I try to avoid that exact trolly feeling because I think it’s bad to make it but you know that if you go with the ‘trolly’ headline, your piece is going to get 100,000 page views, and if you go with the slightly less trolly one, it’ll get 10,000. So every time you do that, someone’s making money, and every day, you can train your heart to not allow itself to be co-opted. It starts just by noticing it. Just notice every time you feel that way, like, “Oh, huh, I’m feeling really angry at a stranger for thinking something I don’t think.” That’s not a natural feeling for a human to have about someone they’ve never met. And from there, you can train yourself to slowly but surely not have that feeling and remember that a democracy is literally built on the idea that we can disagree.
John Roskam:
Two final questions. The second last question is from David, and he asked me to address this to you – ‘Thank you for writing Bad News. It explains so much. What is your next project?’
Batya Ungar-Sargon:
Oh, wow. So I’m still promoting this one. I’m actually recording the audio book right now, which is fun and a little bit crazy because I haven’t read the book in a while. My next project, I would like to go back to ‘A More Perfect Union’ and write about how we’re less polarized than we think, but we’ll see.
John Roskam:
A final question, Batya – are you optimistic for the future, and if you are, why?
Batya Ungar-Sargon:
Yes, very, very, and you should be too because there’s wisdom in crowds and the American people are an amazing people. I’m sure your people are an amazing people too. Everything I’ve heard about Australia, every Australian I’ve ever met, there’s a goodness in us and we have to, have to, have to insist that the way to judge things and judge people is right versus wrong and not powerful versus powerless.
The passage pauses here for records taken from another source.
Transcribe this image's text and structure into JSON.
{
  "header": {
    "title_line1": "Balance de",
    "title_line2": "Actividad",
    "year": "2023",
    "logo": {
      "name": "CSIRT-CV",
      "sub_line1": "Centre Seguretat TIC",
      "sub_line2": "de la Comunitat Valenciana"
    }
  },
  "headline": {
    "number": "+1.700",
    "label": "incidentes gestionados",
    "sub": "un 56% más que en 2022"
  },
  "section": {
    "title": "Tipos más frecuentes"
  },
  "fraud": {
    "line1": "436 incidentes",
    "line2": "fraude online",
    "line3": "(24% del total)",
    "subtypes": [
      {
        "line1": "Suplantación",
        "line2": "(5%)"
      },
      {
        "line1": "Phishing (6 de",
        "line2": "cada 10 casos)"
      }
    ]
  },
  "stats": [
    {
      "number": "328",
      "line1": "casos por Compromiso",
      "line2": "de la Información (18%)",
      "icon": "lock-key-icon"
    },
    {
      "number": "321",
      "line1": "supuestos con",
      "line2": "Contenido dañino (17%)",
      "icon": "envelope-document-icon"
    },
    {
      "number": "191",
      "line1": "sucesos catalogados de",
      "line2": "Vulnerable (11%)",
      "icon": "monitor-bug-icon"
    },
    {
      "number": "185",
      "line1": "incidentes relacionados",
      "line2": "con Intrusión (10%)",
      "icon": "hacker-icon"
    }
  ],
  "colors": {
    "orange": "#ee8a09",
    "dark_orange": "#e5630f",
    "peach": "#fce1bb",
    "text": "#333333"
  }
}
We have to get back to a worldview based on virtue, based on good works, based on being good to each other, based on compassion, based on kindness, and I see that everywhere I go that’s not in the media, not in Washington DC. You see that everywhere you go and I would say that gives me so much hope all the time.
John Roskam:
Batya, I hope that we might see you in Australia one day soon.
Batya Ungar-Sargon:
Me too.
John Roskam:
Thank you for writing something as important as this. ‘Bad News: How Woke Media Is Undermining Democracy’. Batya, thank you for being part of a very special IPA Encounters.
This transcript of IPA Encounters from 22 March 2022 with Batya Ungar-Sargon has been edited for clarity.